Jes’ joy and energy is contagious, and I found myself relaxing and really enjoying our conversation. It’s easy to think that everyone you see Instagram is putting on some sort of persona. The thing that always struck me about Jes is that she’s not afraid to be real and honest, something inspiring in “influencer” era. Her approach stayed with me and I try to bring some of that to what we do here at Chubstr.
Jes channeled that honesty into her second book, a memoir called Landwhale, published earlier this year. In the book, she gives readers a look at every facet of her life, from growing up fat, to the trials and tribulations of dating and finding love, to success and failure in the public eye. This book is a real account of the highs and lows of Jes Baker’s life, sharing a few stories that most people would want to hide away and forget.

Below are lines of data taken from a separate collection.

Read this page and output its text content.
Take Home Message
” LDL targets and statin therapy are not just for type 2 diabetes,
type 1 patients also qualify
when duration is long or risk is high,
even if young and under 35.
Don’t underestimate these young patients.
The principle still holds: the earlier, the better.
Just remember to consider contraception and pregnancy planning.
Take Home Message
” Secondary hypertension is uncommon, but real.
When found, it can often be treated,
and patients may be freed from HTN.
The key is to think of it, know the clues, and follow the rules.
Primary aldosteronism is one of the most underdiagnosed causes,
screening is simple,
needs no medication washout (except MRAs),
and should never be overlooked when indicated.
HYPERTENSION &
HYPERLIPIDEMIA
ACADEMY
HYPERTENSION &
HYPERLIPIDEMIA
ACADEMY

What stood out to me most about Landwhale is exactly that – Jes isn’t trying to be something she isn’t. She talks about wrestling with body image, trying shitty diets that didn’t work, dealing with trolls, and not fitting into the seat on Harry Potter and the Forbidden Journey (something we both have in common). She talks about how difficult it can be to love yourself in a world that tells you you’re never enough, and how your body is yours and you can do whatever you want with it. Something we don’t hear often enough.

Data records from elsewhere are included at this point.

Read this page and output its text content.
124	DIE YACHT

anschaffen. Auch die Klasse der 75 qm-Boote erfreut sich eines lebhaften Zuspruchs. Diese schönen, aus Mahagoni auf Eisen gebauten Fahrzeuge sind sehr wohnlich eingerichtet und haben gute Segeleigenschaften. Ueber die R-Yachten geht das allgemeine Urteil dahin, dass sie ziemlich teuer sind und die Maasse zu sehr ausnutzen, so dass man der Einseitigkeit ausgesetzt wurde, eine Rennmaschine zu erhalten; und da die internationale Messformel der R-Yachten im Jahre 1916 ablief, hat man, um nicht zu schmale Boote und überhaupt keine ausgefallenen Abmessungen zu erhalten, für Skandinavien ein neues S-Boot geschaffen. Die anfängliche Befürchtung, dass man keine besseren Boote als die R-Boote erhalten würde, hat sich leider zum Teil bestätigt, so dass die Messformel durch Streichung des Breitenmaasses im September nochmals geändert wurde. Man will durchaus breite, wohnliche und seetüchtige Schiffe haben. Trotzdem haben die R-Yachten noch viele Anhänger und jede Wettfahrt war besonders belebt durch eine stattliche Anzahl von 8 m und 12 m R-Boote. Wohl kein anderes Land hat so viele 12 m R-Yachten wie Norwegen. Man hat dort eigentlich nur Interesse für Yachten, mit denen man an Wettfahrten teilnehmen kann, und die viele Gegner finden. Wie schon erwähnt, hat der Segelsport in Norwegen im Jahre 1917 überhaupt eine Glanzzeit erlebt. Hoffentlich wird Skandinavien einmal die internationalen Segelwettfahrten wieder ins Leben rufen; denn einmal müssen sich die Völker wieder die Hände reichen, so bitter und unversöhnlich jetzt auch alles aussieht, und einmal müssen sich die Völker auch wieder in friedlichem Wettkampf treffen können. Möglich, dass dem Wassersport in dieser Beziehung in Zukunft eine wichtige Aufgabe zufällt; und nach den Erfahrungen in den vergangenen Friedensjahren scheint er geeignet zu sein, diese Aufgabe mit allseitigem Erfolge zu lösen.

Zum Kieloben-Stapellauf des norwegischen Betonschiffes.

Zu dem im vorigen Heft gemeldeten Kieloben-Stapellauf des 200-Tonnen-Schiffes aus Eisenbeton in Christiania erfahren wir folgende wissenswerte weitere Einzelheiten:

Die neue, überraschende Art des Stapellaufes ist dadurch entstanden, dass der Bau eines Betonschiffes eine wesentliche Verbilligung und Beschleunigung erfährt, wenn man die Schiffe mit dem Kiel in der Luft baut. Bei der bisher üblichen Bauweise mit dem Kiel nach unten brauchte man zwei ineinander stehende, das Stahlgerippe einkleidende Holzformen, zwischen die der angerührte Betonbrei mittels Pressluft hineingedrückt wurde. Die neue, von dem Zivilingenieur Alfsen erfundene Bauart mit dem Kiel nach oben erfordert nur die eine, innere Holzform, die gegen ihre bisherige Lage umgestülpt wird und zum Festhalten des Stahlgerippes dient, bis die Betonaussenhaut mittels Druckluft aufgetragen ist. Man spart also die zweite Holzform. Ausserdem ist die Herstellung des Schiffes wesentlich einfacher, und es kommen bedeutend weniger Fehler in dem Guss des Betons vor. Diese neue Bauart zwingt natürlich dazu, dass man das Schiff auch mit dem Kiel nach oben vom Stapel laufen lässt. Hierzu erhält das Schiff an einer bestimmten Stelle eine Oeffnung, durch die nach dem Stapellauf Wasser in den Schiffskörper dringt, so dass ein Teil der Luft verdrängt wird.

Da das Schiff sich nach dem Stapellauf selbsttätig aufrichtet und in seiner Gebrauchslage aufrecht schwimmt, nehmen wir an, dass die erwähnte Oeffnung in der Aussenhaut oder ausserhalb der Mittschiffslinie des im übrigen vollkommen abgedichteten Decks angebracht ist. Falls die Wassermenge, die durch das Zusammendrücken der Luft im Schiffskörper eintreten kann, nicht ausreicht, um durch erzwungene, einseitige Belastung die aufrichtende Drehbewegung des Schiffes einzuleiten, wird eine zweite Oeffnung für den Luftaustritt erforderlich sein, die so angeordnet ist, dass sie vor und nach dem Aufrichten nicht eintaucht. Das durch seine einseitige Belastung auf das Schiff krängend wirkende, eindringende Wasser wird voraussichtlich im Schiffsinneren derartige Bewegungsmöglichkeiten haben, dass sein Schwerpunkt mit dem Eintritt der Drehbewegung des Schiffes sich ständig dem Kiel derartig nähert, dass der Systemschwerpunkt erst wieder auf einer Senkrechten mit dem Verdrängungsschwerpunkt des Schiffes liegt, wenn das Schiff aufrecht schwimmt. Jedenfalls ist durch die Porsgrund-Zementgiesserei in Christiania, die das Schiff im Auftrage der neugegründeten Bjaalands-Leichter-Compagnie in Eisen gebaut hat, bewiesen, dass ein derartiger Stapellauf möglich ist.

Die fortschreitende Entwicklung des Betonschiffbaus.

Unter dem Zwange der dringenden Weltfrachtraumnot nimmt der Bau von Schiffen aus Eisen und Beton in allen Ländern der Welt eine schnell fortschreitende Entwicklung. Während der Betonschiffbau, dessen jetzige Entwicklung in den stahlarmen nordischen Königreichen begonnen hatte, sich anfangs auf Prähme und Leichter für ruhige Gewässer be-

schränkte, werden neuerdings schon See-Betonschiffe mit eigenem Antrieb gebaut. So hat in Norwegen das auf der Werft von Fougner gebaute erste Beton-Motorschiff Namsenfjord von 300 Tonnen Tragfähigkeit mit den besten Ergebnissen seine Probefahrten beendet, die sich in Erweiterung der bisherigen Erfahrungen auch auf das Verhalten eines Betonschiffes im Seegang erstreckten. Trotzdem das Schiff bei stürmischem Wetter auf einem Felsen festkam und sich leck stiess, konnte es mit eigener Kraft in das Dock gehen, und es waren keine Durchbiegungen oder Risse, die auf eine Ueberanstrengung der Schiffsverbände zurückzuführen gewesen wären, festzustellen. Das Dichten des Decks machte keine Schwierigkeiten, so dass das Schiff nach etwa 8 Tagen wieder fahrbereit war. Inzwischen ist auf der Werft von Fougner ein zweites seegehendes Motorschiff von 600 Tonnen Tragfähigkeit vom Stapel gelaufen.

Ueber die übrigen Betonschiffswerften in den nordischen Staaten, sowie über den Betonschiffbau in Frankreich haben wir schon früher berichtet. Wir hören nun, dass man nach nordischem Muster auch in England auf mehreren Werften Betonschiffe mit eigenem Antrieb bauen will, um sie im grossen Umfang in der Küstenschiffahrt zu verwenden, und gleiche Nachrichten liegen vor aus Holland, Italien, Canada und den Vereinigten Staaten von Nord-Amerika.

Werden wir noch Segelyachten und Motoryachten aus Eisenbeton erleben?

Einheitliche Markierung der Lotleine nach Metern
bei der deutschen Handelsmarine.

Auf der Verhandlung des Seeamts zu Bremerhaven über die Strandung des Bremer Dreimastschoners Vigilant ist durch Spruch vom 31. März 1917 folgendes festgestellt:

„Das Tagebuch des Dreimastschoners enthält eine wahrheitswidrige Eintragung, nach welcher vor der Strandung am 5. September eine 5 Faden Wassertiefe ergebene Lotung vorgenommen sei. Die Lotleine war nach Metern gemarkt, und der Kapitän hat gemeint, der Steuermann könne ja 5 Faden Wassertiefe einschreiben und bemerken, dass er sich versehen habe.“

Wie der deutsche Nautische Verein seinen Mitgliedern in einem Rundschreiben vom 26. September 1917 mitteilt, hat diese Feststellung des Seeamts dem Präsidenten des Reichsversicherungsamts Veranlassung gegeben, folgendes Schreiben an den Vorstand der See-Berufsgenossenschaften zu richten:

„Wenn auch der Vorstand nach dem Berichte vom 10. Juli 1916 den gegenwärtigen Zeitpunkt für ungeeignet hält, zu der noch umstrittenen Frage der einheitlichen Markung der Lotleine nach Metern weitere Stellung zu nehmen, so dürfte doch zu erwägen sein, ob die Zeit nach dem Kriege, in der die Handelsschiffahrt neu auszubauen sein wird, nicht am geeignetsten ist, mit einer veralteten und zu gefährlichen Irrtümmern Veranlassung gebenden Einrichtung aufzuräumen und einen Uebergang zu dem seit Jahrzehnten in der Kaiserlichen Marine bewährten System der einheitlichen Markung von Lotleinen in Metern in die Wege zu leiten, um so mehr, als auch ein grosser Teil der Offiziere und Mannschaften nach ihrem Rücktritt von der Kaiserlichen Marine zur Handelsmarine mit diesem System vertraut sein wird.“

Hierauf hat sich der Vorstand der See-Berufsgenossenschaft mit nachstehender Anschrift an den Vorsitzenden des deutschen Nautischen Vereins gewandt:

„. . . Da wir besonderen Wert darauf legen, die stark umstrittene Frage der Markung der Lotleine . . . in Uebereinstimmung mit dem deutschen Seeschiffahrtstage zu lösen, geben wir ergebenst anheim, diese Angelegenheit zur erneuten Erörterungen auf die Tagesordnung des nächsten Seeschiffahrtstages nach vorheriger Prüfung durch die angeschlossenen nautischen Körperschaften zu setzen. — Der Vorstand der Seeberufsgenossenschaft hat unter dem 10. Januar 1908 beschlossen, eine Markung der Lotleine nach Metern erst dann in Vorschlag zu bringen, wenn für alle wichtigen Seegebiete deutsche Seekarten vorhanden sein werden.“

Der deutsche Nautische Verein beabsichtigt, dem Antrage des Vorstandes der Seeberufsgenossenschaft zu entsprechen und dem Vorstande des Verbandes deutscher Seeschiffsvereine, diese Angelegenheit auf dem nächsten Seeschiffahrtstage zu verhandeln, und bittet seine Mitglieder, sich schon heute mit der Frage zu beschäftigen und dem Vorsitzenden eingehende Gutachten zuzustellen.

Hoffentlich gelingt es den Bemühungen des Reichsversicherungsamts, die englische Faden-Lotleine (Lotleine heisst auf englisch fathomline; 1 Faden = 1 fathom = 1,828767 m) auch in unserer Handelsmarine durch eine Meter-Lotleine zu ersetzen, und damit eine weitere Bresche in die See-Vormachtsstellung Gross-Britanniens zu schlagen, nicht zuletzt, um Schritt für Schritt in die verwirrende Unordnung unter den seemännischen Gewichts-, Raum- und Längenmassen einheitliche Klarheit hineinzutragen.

Landwhale is Jes Baker’s story, but in many ways, it’s also our story. The triumphs, failures and sometimes hilarious experiences she shares in the book are things we can relate to. Trying to find yourself, doing the never-ending work of accepting yourself (and understanding it’s okay if you’re failing at that) and knowing that you deserve dignity at any size are things that many of us grapple with.
I left my first conversation with Jes in the Hollywood Hills with a new perspective on openness and honesty when it comes to being a fat person in today’s society. Landwhale is like that conversation on steroids. It’s fun, entertaining, inspirational, but most of all, it feels like hanging out with a friend who gets you and accepts you warts and all, which we could all use more of.